# Reparameterization of Contour is Contour

## Theorem

Let $\left[{a \,.\,.\, b}\right]$ and $\left[{c \,.\,.\, d}\right]$ be closed real intervals.

Let $\gamma: \left[{a \,.\,.\, b}\right] \to \C$ be a contour in $\C$.

That is, there exists a subdivision $a_0, a_1 , \ldots, a_n$ of $\left[{ a \,.\,.\, b }\right]$ such that $\gamma \restriction_{I_i}$ is a smooth path for all $i \in \left\{ {1, \ldots, n}\right\}$, where $I_i = \left[{a_{i-1} \,.\,.\, a_i}\right]$.

Here, $\gamma \restriction_{I_i}$ denotes the restriction of $\gamma$ to $I_i$.

Let $\phi: \left[{c \,.\,.\, d}\right] \to \left[{a \,.\,.\, b}\right]$ be a differentiable real function with $\phi \left({c}\right) = a$, and $\phi \left({d}\right) = b$.

Suppose that $\phi$ is either bijective or strictly increasing.

Define $\sigma: \left[{c \,.\,.\, d}\right] \to \C$ as a composite function by $\sigma = \gamma \circ \phi$.

Then $\sigma$ is a contour.

For all $i \in \left\{ {1, \ldots, n}\right\}$, let $J_i := \left[{\phi^{-1} \left({ a_{i-1} }\right) \,.\,.\, \phi^{-1} \left({a_i}\right)} \right]$.

Then:

$\sigma' \restriction_{J_i} \left({t}\right) = \gamma' \restriction_{I_i} \left({\phi \left({t}\right) }\right) \phi' \left({t}\right)$

## Proof

$\phi$ is either bijective or strictly increasing.

From Continuous Function on Closed Interval is Bijective iff Strictly Monotone, it follows that in both cases $\phi$ is both bijective and strictly monotone.

As $\phi \left({c}\right) < \phi \left({d}\right)$, $\phi$ must be strictly increasing.

As $\phi$ is strictly increasing, we have $c = \phi^{-1} \left({a_0}\right) < \phi^{-1} \left({a_1}\right) < \cdots < \phi^{-1} \left({a_n}\right) = d$.

Hence, $\phi^{-1} \left({a_0}\right), \phi^{-1} \left({a_1}\right), \ldots, \phi^{-1} \left({a_n}\right)$ form a subdivision of $\left[{a \,.\,.\, b}\right]$.

Define $J_i := \left[{\phi^{-1} \left({a_{i-1} }\right) \,.\,.\, \phi^{-1} \left({a_i}\right)}\right]$ as a closed real interval.
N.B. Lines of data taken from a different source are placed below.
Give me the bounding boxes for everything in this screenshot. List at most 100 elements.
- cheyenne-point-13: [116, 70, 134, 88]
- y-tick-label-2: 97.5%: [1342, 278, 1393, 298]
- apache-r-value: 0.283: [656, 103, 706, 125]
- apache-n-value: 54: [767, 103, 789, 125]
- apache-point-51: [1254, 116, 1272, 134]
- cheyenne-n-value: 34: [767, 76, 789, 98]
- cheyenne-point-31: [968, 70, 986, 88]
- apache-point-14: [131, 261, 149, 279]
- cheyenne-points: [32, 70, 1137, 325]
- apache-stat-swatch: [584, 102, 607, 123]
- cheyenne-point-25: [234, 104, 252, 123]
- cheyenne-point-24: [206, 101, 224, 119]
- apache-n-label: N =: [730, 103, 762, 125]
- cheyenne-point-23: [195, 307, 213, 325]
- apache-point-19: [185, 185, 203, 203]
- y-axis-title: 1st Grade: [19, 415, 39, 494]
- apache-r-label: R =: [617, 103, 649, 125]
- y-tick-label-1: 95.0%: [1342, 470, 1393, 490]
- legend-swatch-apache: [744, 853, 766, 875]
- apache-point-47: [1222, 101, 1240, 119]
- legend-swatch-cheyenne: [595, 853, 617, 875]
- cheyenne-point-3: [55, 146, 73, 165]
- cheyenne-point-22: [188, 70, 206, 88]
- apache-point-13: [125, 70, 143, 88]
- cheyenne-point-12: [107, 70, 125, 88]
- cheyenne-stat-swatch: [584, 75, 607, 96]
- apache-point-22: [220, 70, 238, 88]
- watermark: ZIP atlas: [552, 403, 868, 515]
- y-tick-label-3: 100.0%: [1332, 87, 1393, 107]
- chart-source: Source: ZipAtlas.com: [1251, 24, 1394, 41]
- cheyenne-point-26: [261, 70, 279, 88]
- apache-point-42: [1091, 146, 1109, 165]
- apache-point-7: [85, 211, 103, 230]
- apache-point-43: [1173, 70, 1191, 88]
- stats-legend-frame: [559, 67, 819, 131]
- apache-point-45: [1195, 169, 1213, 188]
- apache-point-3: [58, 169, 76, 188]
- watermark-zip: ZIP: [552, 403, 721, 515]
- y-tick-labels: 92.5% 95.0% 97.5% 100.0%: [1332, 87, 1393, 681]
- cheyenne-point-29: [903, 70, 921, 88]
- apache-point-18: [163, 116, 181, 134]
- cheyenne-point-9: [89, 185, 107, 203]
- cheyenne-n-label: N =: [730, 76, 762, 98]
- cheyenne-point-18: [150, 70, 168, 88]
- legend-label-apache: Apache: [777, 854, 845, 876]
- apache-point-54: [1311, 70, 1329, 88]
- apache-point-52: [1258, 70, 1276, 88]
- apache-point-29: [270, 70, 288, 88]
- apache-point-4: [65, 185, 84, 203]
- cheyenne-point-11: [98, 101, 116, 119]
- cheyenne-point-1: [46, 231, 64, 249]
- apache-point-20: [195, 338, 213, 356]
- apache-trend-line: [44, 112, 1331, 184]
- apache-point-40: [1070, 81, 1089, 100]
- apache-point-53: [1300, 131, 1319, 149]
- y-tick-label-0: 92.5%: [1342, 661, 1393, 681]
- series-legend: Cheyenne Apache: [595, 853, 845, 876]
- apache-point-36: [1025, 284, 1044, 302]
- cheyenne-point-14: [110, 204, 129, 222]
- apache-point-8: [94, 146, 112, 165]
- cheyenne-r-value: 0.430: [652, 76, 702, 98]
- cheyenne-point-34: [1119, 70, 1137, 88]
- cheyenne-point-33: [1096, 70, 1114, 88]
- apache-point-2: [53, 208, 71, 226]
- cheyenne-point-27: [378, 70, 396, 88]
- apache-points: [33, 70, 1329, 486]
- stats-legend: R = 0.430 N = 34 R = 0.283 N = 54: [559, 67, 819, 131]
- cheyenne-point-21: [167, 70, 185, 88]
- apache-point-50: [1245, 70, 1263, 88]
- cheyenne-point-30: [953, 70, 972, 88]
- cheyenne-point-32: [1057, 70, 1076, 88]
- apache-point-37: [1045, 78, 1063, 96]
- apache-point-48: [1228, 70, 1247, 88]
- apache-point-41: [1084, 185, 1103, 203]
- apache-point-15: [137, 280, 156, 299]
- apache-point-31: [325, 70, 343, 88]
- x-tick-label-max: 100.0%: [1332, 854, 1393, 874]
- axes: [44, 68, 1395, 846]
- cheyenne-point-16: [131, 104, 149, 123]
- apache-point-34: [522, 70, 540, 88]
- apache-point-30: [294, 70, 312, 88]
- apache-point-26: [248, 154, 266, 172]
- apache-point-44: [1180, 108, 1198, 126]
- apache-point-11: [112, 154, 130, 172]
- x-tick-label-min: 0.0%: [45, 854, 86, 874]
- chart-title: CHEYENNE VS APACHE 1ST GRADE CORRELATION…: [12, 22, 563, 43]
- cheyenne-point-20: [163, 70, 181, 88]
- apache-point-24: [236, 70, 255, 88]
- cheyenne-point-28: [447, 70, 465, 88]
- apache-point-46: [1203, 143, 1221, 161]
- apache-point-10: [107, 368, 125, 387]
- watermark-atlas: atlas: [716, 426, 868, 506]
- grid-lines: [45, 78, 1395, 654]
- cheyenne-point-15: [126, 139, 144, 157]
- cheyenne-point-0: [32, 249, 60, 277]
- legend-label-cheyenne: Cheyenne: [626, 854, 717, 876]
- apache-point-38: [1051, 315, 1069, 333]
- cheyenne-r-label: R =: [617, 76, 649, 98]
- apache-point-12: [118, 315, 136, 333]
From Derivative of Complex Composite Function, it follows that $\sigma$ restricted to $J_i$ is complex differentiable.

Its derivative is given by:

$\sigma' \restriction_{J_i} \left({t}\right) = \gamma' \restriction_{I_i} \left({\phi \left({t}\right) }\right) \phi' \left({t}\right)$

From Derivative of Monotone Function, it follows that for all $t \in \left[{c \,.\,.\, d}\right]$, we have $\phi' \left({t}\right) > 0$.

As $\gamma' \restriction_{I_i} \left({\phi \left({t}\right) }\right) \ne 0$ by definition of contour, we have $\sigma' \restriction_{J_i} \left({t}\right) \ne 0$.

Then $\sigma$ fulfils both requirement $(1)$ and $(2)$ from the definition of contour, so $\sigma$ is a contour.

$\blacksquare$